Sweet sorghum produces more carbohydrates and more biomass per unit land area than com in the Eastern U. S. Piedmont. An equipment system for harvesting and processing whole-stalk sweet sorghum is being developed, with the expectation that sweet sorghum can be commercialized as an ethanol feedstock.

A whole-stalk harvester was designed, constructed, and tested during the 1988 harvest season. The harvester captured a row of stalks between two counter rotating gathering belts, cut them at the base with a disk cutter (basecutter), and, at the rear of the machine, rotated the stalks 90° by capturing the stalk butts between to spring-loaded disks, called the stalk flipper. At a field speed of 6.7 km/h, the machine worked best when the flipper tangential velocity was 24 percent higher than the gathering belt Linear velocity, which was approximately (within six percent) equal to ground speed.

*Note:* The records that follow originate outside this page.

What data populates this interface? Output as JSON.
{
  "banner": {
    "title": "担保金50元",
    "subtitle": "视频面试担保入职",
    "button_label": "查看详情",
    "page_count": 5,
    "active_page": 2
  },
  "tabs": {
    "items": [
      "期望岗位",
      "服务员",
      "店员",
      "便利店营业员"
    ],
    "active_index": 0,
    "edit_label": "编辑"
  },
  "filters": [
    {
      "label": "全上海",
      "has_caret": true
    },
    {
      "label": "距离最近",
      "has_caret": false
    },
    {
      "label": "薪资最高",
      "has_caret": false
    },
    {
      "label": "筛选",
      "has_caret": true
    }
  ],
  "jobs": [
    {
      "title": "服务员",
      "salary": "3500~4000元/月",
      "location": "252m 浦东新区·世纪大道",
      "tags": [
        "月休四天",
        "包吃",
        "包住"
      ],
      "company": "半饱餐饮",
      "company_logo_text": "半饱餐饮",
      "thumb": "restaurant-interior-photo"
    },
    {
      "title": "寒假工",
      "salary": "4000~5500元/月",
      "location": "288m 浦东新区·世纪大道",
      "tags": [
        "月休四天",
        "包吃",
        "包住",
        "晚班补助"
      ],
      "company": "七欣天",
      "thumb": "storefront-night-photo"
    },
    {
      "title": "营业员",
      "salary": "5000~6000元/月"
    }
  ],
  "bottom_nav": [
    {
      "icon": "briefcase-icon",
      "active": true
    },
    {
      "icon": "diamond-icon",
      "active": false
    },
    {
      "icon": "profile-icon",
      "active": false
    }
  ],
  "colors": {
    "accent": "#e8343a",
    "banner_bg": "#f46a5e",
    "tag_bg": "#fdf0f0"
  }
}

The harvester was pulled behind a tractor and powered with a universal joint drive line. Two computer software packages, Computer-Graphic Augmented Design and Manufacturing (CADAM) and Integrated Mechanisms Program (IMP), were used to design the hitch and drive line. Calculated angular accelerations in the 3-joint drive line were excessive during a right or left turn; consequently a constant velocity joint was used at the tractor PTO. The hitch was designed with three position settings. With the hitch in the Field 1 position, the harvester was offset sufficiently to capture a row with the gathering belts. In the travel position, the harvester trailed behind the tractor within the 2.4 m legal road width.